Making the transition to a public company can be difficult for companies that have been privately held.

“You have to operate way more buttoned up, which can create a big challenge for people who have been at a private company for five or six years,” said Whitmire. “They’re used to doing things the way they’ve always done them and then all of a sudden they have to act like a public company. That can be a challenge with personnel because they might not like that type of world, so you can have a situation where all of a sudden you’re trying to build up the team, you’re scaling, you’re hiring a bunch of people. Conversely you have some of your more tenured employees who really enjoy the startup life and don’t want to work in this public company anymore, so some of them might be leaving and looking for new roles. It’s just a really difficult time from a personnel and getting them to work well perspective."

"Then of course there’s the work that you’re actually doing every day, so in addition to all the work you’ve been doing already, all of a sudden from a reporting perspective, you have to begin to work on your S-1, the registration document that public companies use," he said. "It is a massive document and it takes a ton of time to prepare. You have accountants, you have lawyers, you have auditors all kind of bickering and going back and forth over this document that’s hundreds of pages, and it just adds a ton or work to everyone’s plate. ...Then of course Sarbanes-Oxley comes into play. And then generally a lot of these companies are going through maybe their second or third audit as a company. The audit before you go public is a little stricter than the audits you’ve probably been through historically. So now you’re facing a more buttoned-up audit as well. There are a lot more requirements on the team. They end up getting a lot more stressed out.”

Both public and private companies can be facing problems with their accounting that become more apparent when they prepare for a public offering.

“It’s a common set of problems,” said Whitmire. “The problems that I laid out, though, might be worse at some companies. It can be a host of factors that cause that. They might just be in a more complicated business. ... Over the last five or six years, I’ve spoken with a lot of VCs. A lot of VCs have said no to me along the way. I get their take on the industry and the market, and one of the things that’s become really clear, these patterns that I’m starting to recognize is that VCs are a lot more open to spending money on preparing for the IPO earlier than they have historically.”

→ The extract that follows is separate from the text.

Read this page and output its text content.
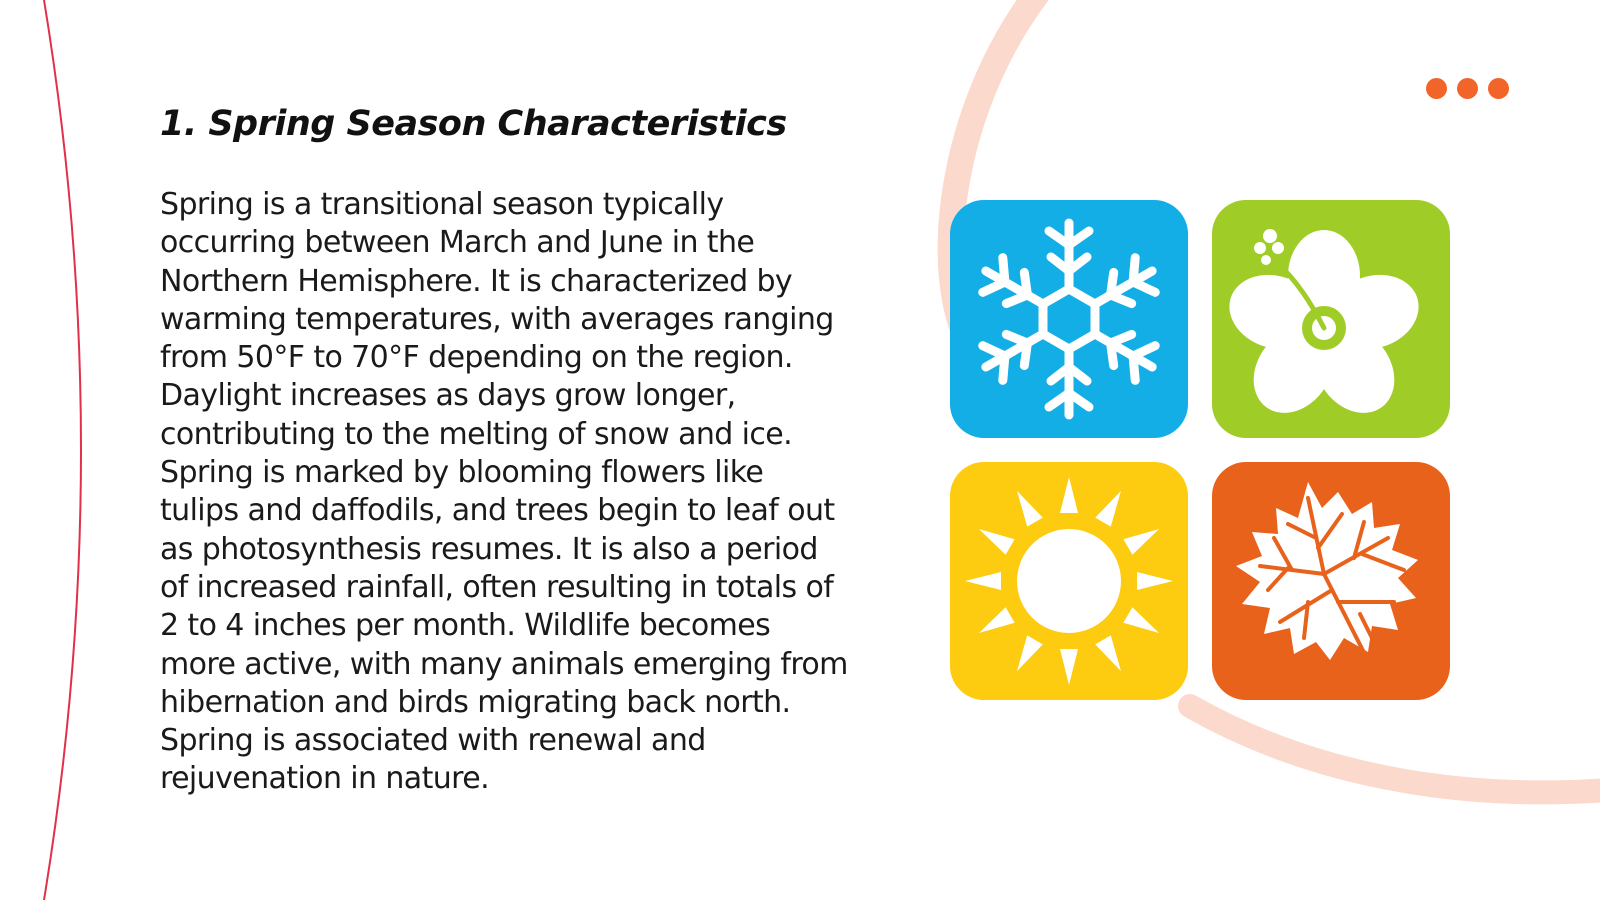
1. Spring Season Characteristics

Spring is a transitional season typically occurring between March and June in the Northern Hemisphere. It is characterized by warming temperatures, with averages ranging from 50°F to 70°F depending on the region. Daylight increases as days grow longer, contributing to the melting of snow and ice. Spring is marked by blooming flowers like tulips and daffodils, and trees begin to leaf out as photosynthesis resumes. It is also a period of increased rainfall, often resulting in totals of 2 to 4 inches per month. Wildlife becomes more active, with many animals emerging from hibernation and birds migrating back north. Spring is associated with renewal and rejuvenation in nature.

In 2010, he helped take an earlier company public where he worked as an accountant, and only had about nine months of notice.

“We had to go from five people in accounting to a public company, and that was really a lot and I don’t think that was an uncommon story either,” said Whitmire. “That presents a lot of risk because accounting can genuinely become the bottleneck for an IPO. In some of my VC conversations, I’ve heard some horror stories of accounting being the reason why an IPO wasn’t able to go out to market. They had to wait a little bit longer, and then if you go out the next quarter, the market conditions might not be the same. So the timing of the IPO is really important, and the VCs have seen one too many deals slip because of the accounting, to the point where they’re very happy to have the money that they have invested in the company. They’re very happy to have a portion of that given to accounting so that they are able to avoid that issue.”